For Hindi cinema fans, Suchitra Sen’s name is synonymous with Aandhi, in which she played a character widely seen as representing Indira Gandhi.
Director Gulzar denied he had modeled the imperious Arti Devi’s character entirely on Mrs G, that it was Tarkeshwari Sinha — another tall woman leader of that time — who was his inspiration, but there was no fooling us. We had sharp eyes, we knew the context, we could see the similarity.
But the thing is, the act was no mere impersonation. Instead of that trademark single startling salt wing in a sharp pepper cut which framed the real Mrs G’s face, Sen affected a low-slung ‘jooda’, and had two white streaks gracefully sloping behind her ears.
In every other respect, the role was owned by Sen, who passed away Friday after suffering a cardiac arrest at a nursing home in Kolkata where she had been admitted since late December.

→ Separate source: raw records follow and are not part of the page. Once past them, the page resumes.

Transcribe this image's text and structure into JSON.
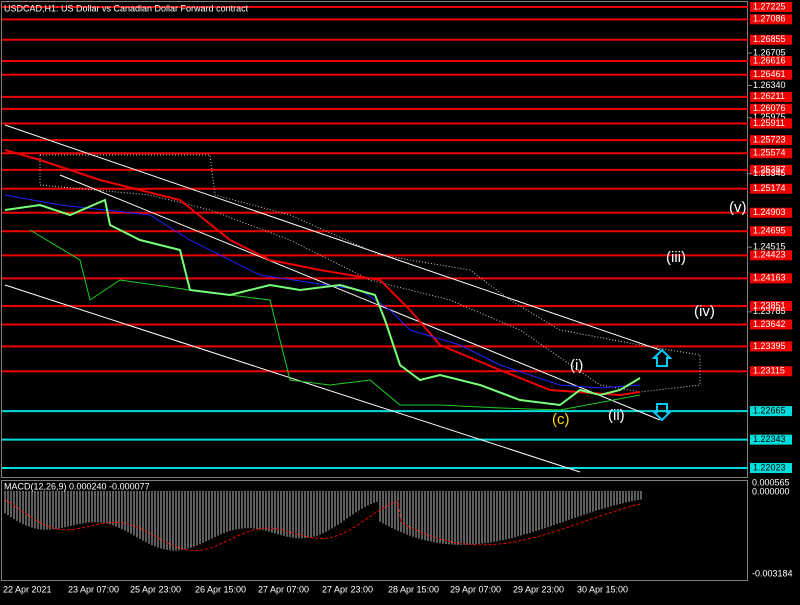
{
  "header": {
    "title": "USDCAD,H1:  US Dollar vs Canadian Dollar Forward contract"
  },
  "price_levels": [
    {
      "label": "1.27225",
      "kind": "red"
    },
    {
      "label": "1.27086",
      "kind": "red"
    },
    {
      "label": "1.26855",
      "kind": "red"
    },
    {
      "label": "1.26705",
      "kind": "plain"
    },
    {
      "label": "1.26616",
      "kind": "red"
    },
    {
      "label": "1.26461",
      "kind": "red"
    },
    {
      "label": "1.26340",
      "kind": "plain"
    },
    {
      "label": "1.26211",
      "kind": "red"
    },
    {
      "label": "1.26076",
      "kind": "red"
    },
    {
      "label": "1.25975",
      "kind": "plain"
    },
    {
      "label": "1.25911",
      "kind": "red"
    },
    {
      "label": "1.25723",
      "kind": "red"
    },
    {
      "label": "1.25574",
      "kind": "red"
    },
    {
      "label": "1.25387",
      "kind": "red"
    },
    {
      "label": "1.25345",
      "kind": "plain"
    },
    {
      "label": "1.25174",
      "kind": "red"
    },
    {
      "label": "1.24903",
      "kind": "red"
    },
    {
      "label": "1.24695",
      "kind": "red"
    },
    {
      "label": "1.24515",
      "kind": "plain"
    },
    {
      "label": "1.24423",
      "kind": "red"
    },
    {
      "label": "1.24163",
      "kind": "red"
    },
    {
      "label": "1.23851",
      "kind": "red"
    },
    {
      "label": "1.23785",
      "kind": "plain"
    },
    {
      "label": "1.23642",
      "kind": "red"
    },
    {
      "label": "1.23395",
      "kind": "red"
    },
    {
      "label": "1.23115",
      "kind": "red"
    },
    {
      "label": "1.22665",
      "kind": "cyan"
    },
    {
      "label": "1.22343",
      "kind": "cyan"
    },
    {
      "label": "1.22023",
      "kind": "cyan"
    }
  ],
  "time_labels": [
    "22 Apr 2021",
    "23 Apr 07:00",
    "25 Apr 23:00",
    "26 Apr 15:00",
    "27 Apr 07:00",
    "27 Apr 23:00",
    "28 Apr 15:00",
    "29 Apr 07:00",
    "29 Apr 23:00",
    "30 Apr 15:00"
  ],
  "waves": [
    {
      "label": "(v)",
      "color": "#ffffff"
    },
    {
      "label": "(iii)",
      "color": "#ffffff"
    },
    {
      "label": "(iv)",
      "color": "#ffffff"
    },
    {
      "label": "(i)",
      "color": "#ffffff"
    },
    {
      "label": "(ii)",
      "color": "#ffffff"
    },
    {
      "label": "(c)",
      "color": "#ffd700"
    }
  ],
  "macd": {
    "label": "MACD(12,26,9) 0.000240 -0.000077",
    "scale_labels": [
      "0.000565",
      "0.000000",
      "-0.003184"
    ]
  }
}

She was 82.
Sen was imposing and glacial as the female politician striding ahead in an arena filled with men. And dutiful and wifely when she sat with her handsome estranged husband, played by Sanjeev Kumar.
But again, what is remarkable is how Arti Devi was never subservient. She could draw the tea-tray to herself, away from him, and say: “main banaati hoon” (let me do it), and pour. But at no point is that the equivalent of pressing-the-husband’s-feet. She is regretful that they parted ways, and she is both surprised and pleased that they have met again, but there is no moaning and sighing: she is every inch the equal, if not more, of her man.
This quality that Sen had, this inhabiting the frame with the same weightage, regardless of her role, was what made her stand out from her contemporaries in Hindi cinema.
Strictly speaking, she was no contemporary, because she didn’t arrive in Bombay in order to conquer. She was like an accidental tourist who happened to stop by for a bit, take up temporary residence, blaze a brief trail, and then return.
In Bengal, she was as celebrated as Uttam Kumar, that other superstar with whom she made many popular films. In Bombay, her delivery heavily and determinedly laced with a Bangla accent, she remained an outsider.
In a career that lasted nearly 30 years, Sen acted in only a handful of Hindi films; the rest were in Bengali. Apart from Aandhi, whose songs are as iconic as the film, the ones that stood out were Devdas, Bambai Ka Babu, and Mamta.
It is an interesting mix of parts: in Devdas, her first Hindi film, she plays Paro to Dilip Kumar’s permanently soused loser-lover; in the second, she is facing off with the dashing Bambai Ka Babu Dev Anand (when she calls him ‘bhaiyya’, and he looks at her as no brother usually does, and she returns that look, you can feel the sizzle) and in Mamta, she plays a classic mother (courtesan)-daughter (feisty lawyer) double role.
Like Aandhi’s timeless `Tere bina zindagi se koi shikwa toh nahin’, Mamta’s songs have endured: you hear the gentle `Chupa lo yun dil mein pyaar aisa’, and you instantly fill in with `Ki jaise mandir mein lau diye ki’.
Sen was never entirely comfortable with the lip-synch, but at that point all you do is to hear the song, and see that face, and both are indelibly printed in your mind.
Sen wasn’t a great dancer. She wasn’t a great actress either, because she wasn’t able to completely become the part. She remained, essentially, Suchitra Sen, who could turn into a haughty miss, tossing her well-groomed head in urbane settings. What she was, was a great beauty. Who knew exactly how to leverage her striking looks, a question in her heavy-lidded eyes that demanded an answer, a flirty, sexy twist of the full mouth. She reminded many of the other famed starry recluse, Greta Garbo. Both actresses coasted on mystery, not giving of themselves completely, not revealing everything.
Like Garbo, Sen held back. She let you in just as much as she wanted to.
Her reclusiveness added to her mystique. Her daughter Moon Moon tried her hand at the movies but didn’t really go anywhere with it. Her granddaughters, Riya and Raima, act, the latter more successfully. But that elusive quality that leads straight to stardom hasn’t been passed on as legacy.
Suchitra Sen was a true star. She knew how to play it.